Abstract

Hepatoblastoma (HB) constitutes less than 1% of all pediatric malignancies and is the most common malignant tumor of liver in children. The fine-needle aspiration cytological (FNAC) diagnosis and sub-typing of this tumor is challenging, which is of critical importance from its treatment point of view. All cases with a clinicoradiological impression of "HB" during the study period of 1 year were subjected to ultrasound-guided (USG) FNAC and cell blocks were prepared in all cases. Detailed cytopathological examination was carried out based on the cytomorphological pattern and the cell blocks were used to correlate the findings and the final diagnoses were confirmed with the histopathological findings.

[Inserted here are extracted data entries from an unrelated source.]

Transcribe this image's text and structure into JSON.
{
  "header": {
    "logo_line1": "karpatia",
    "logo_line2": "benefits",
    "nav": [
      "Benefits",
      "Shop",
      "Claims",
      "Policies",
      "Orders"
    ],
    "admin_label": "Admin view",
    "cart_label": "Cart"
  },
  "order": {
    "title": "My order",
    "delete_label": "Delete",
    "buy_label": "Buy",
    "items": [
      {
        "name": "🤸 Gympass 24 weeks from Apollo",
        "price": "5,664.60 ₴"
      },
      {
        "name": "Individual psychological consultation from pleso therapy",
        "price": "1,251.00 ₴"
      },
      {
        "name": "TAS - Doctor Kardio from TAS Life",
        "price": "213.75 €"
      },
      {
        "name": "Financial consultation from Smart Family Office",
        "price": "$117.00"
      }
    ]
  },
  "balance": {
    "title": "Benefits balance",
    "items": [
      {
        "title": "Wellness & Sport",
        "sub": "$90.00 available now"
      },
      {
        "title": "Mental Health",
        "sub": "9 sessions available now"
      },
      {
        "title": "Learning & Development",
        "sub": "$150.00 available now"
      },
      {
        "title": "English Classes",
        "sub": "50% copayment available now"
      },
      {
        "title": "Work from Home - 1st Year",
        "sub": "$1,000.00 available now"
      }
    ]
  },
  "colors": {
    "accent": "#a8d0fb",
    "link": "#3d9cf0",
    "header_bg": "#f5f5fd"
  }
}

Four cases were included during this study period. All were children, whose age ranged from 3 months to 10 years. All of them presented with mass per abdomen and increased serum alfa-feto protein (AFP) levels. On a detailed cytological examination, the clinical impression of HB was confirmed in all four cases with a subsequent histological correlation. Based on their distinct cytomorphological pattern, three of them were accurately sub-typed as"fetal type," wile the fourth was an "embryonal type of HB." All four cases had the evidence of extramedullary hematopoeisis. We conclude that a precise preoperative FNAC diagnosis with accurate sub-typing of HB is possible purely on cytomorphologic basis which has prognostic and therapeutic implications. Cell blocks are of great use for ancillary studies. Extramedullary hematopoiesis serves as an important "clue" in diagnosis.